During the fourth year of the Airport Carbon Accreditation scheme, 84 airports in Europe and Asia saved a total of 170,164 tonnes of CO2 emissions – enough to power 71,000 households for one year. The airports now certified under the scheme represent 22% of global air traffic.
Many of the world’s airports have embraced the need for greater energy efficiency to reduce damaging emissions, environmental impact and costs. In the past, airports have dealt with these issues on an individual basis. The need for better results, however, has driven them towards collective action and Airport Carbon Accreditation is the tool that empowers this growing action plan.
Airport Carbon Accreditation independently certifies airports’ efforts to manage and reduce carbon emissions through four levels of certification: mapping, reduction, optimisation and neutrality. Launched in 2009 by the European region of Airports Council International and endorsed by the European Commission, International Civil Aviation Organization and United Nations Environment Programme, airports have been quick to join the efforts to achieve greater global reductions.
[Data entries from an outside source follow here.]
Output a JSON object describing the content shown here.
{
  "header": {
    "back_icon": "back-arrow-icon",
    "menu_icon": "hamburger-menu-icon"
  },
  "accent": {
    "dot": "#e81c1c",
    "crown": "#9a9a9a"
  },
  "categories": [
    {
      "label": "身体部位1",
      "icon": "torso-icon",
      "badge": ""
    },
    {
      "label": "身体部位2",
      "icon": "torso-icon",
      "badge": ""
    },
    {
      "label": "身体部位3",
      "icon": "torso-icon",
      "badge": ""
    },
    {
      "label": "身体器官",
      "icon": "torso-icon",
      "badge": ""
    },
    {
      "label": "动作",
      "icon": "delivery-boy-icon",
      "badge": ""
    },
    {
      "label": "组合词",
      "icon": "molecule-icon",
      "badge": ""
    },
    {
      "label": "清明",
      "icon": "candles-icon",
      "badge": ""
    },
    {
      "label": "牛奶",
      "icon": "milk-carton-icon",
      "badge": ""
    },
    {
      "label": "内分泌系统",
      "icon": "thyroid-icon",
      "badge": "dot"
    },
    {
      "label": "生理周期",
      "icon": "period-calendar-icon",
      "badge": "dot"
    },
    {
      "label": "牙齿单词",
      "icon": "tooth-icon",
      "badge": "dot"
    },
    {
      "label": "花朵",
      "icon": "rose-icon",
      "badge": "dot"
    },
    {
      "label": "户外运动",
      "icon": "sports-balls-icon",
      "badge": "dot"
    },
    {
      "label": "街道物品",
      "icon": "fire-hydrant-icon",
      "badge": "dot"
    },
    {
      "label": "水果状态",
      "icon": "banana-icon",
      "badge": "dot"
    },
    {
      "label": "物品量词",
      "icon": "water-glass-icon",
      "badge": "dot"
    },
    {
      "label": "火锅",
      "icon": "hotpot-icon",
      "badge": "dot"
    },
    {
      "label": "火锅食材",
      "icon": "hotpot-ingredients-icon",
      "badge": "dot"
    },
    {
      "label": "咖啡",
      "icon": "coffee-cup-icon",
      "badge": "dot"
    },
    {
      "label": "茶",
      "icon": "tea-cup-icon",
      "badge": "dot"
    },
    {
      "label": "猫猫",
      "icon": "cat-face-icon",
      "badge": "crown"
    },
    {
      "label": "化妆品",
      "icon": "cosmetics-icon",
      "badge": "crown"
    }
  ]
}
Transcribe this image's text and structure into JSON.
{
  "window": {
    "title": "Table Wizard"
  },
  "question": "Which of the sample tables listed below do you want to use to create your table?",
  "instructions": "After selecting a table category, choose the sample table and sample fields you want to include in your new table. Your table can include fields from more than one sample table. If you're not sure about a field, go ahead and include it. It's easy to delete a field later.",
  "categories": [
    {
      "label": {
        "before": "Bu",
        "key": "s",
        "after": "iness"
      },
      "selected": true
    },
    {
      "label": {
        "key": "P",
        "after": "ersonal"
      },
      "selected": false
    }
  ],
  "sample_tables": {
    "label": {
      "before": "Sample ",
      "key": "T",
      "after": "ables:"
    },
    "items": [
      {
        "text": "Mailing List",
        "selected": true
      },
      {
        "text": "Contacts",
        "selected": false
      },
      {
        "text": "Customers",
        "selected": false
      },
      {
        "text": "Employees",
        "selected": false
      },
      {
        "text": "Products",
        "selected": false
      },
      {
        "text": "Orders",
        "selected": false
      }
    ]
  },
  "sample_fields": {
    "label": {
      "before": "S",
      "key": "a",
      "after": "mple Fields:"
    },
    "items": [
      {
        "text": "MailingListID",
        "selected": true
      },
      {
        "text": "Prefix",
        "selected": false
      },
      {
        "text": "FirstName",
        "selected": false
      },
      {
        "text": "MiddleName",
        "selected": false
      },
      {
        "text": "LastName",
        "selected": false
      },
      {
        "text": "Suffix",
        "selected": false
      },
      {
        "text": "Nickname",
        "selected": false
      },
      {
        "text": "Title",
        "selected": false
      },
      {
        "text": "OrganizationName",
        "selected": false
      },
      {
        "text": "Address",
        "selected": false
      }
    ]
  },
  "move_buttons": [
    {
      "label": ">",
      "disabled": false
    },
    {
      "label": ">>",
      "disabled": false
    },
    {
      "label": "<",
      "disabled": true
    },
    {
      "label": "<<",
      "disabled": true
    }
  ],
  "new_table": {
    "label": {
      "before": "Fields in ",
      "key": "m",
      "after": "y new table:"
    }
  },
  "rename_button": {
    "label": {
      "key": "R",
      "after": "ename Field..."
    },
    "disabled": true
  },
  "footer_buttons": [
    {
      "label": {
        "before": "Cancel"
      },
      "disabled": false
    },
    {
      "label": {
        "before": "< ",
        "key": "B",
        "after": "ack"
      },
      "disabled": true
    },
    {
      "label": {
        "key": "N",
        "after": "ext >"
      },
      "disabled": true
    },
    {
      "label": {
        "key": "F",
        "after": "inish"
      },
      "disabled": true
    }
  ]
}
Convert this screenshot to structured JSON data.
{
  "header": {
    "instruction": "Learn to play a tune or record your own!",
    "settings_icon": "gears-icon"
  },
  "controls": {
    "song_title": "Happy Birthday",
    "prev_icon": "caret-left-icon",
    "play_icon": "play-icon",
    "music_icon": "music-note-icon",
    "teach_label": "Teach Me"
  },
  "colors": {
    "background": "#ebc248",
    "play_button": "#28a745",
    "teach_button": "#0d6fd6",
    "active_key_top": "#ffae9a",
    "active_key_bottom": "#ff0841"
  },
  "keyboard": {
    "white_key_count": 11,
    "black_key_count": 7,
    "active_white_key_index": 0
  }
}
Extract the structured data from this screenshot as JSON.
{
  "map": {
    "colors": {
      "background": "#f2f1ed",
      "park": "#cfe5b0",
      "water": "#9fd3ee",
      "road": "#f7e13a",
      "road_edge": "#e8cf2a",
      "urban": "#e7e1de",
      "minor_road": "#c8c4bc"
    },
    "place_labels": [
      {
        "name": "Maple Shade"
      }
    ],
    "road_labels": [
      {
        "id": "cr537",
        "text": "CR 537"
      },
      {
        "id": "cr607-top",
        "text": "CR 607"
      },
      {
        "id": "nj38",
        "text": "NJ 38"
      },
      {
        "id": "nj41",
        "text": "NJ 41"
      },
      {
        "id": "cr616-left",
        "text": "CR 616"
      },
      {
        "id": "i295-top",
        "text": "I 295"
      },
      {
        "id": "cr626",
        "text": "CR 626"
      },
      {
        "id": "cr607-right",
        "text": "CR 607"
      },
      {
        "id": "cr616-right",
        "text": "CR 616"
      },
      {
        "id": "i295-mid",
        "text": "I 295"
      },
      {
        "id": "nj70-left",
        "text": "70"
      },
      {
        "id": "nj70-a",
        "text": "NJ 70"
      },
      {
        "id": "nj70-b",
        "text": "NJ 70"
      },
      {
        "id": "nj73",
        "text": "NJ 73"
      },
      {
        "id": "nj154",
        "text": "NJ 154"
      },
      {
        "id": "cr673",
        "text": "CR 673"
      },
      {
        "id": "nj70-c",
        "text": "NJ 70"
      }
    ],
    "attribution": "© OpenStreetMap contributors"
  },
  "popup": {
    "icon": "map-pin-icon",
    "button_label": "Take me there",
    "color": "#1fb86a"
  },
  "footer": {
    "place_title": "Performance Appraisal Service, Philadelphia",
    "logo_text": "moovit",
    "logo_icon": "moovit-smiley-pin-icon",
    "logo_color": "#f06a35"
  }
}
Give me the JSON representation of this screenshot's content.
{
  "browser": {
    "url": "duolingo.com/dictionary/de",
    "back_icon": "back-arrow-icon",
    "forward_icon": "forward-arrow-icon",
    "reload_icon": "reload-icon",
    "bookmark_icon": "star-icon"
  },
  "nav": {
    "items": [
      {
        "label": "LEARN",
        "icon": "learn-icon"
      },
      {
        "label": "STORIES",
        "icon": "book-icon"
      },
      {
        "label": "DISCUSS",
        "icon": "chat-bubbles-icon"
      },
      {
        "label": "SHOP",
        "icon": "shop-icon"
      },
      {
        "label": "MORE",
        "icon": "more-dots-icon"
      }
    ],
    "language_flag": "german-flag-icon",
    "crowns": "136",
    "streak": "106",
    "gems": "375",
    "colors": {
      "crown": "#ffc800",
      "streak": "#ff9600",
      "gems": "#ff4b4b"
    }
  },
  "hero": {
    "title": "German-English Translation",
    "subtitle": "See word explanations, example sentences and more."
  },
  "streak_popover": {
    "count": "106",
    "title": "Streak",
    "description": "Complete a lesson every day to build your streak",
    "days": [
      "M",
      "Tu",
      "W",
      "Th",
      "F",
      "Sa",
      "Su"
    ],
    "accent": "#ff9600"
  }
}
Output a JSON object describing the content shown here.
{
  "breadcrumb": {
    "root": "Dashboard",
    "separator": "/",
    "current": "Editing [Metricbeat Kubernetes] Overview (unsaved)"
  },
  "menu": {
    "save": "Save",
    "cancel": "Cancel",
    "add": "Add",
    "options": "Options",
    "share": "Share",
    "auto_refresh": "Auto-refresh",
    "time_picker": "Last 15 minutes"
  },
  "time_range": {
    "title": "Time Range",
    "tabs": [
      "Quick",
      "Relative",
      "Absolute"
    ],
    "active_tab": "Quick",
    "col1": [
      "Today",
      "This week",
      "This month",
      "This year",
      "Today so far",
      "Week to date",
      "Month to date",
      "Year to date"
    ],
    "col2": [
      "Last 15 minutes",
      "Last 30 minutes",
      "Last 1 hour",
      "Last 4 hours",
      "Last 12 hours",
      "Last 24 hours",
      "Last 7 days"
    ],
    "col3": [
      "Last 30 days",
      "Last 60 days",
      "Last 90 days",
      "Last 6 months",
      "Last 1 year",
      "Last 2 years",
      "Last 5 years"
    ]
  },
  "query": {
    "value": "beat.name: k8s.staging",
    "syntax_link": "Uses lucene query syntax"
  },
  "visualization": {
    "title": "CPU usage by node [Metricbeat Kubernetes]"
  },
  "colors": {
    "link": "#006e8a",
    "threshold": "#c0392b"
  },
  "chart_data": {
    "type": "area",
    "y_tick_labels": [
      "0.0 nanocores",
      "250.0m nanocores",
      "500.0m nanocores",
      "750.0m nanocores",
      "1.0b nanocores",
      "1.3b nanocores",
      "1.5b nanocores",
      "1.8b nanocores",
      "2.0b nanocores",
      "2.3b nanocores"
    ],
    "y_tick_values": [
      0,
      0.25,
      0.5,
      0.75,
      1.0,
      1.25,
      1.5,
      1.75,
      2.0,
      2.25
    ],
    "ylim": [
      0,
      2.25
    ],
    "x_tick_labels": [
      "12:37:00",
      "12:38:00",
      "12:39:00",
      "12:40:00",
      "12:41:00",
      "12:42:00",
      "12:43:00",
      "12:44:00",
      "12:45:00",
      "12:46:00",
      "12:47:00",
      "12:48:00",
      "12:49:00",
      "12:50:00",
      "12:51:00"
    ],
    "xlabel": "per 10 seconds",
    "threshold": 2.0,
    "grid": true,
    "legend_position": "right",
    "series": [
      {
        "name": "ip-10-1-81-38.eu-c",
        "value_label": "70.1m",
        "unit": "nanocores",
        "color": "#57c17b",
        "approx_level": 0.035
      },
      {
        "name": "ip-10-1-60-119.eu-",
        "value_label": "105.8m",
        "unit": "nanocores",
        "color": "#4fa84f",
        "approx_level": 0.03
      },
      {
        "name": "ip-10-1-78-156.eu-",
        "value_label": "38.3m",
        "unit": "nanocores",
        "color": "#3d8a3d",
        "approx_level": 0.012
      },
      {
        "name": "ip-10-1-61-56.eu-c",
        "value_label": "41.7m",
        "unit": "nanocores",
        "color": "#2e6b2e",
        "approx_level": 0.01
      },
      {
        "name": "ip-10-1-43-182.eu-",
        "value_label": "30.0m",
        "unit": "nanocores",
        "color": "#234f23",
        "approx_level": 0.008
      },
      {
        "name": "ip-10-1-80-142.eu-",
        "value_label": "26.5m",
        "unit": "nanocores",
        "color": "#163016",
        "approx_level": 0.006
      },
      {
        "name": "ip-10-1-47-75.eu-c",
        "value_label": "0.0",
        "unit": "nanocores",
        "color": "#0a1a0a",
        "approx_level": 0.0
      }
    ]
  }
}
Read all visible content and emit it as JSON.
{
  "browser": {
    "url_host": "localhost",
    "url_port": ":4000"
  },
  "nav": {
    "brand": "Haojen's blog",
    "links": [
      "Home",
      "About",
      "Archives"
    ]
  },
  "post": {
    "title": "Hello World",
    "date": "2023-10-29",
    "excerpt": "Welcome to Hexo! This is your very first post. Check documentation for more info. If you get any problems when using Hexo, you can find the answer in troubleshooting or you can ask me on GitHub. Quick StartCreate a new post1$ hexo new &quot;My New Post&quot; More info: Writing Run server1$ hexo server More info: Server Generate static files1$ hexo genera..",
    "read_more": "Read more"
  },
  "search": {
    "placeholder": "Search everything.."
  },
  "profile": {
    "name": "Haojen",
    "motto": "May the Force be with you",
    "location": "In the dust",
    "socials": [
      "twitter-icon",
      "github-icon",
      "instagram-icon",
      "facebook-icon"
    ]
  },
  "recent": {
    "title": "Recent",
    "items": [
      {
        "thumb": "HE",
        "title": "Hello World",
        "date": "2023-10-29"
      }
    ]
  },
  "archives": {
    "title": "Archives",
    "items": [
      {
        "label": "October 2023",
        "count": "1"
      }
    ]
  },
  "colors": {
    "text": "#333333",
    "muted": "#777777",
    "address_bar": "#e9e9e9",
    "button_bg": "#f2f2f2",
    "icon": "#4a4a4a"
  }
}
By February 2014, 79 European airports in 24 countries were certified at one of the four levels of the programme. Extended to the Asia-Pacific region in 2011, there are now 12 airports in 7 countries that have achieved certification. In June 2013, the first African airport – Enfidha-Hammamet in Tunisia – brought another continent to the global effort and more are expected to follow in the near future. The programme was named one of the top three low carbon initiatives in the European Union in 2013.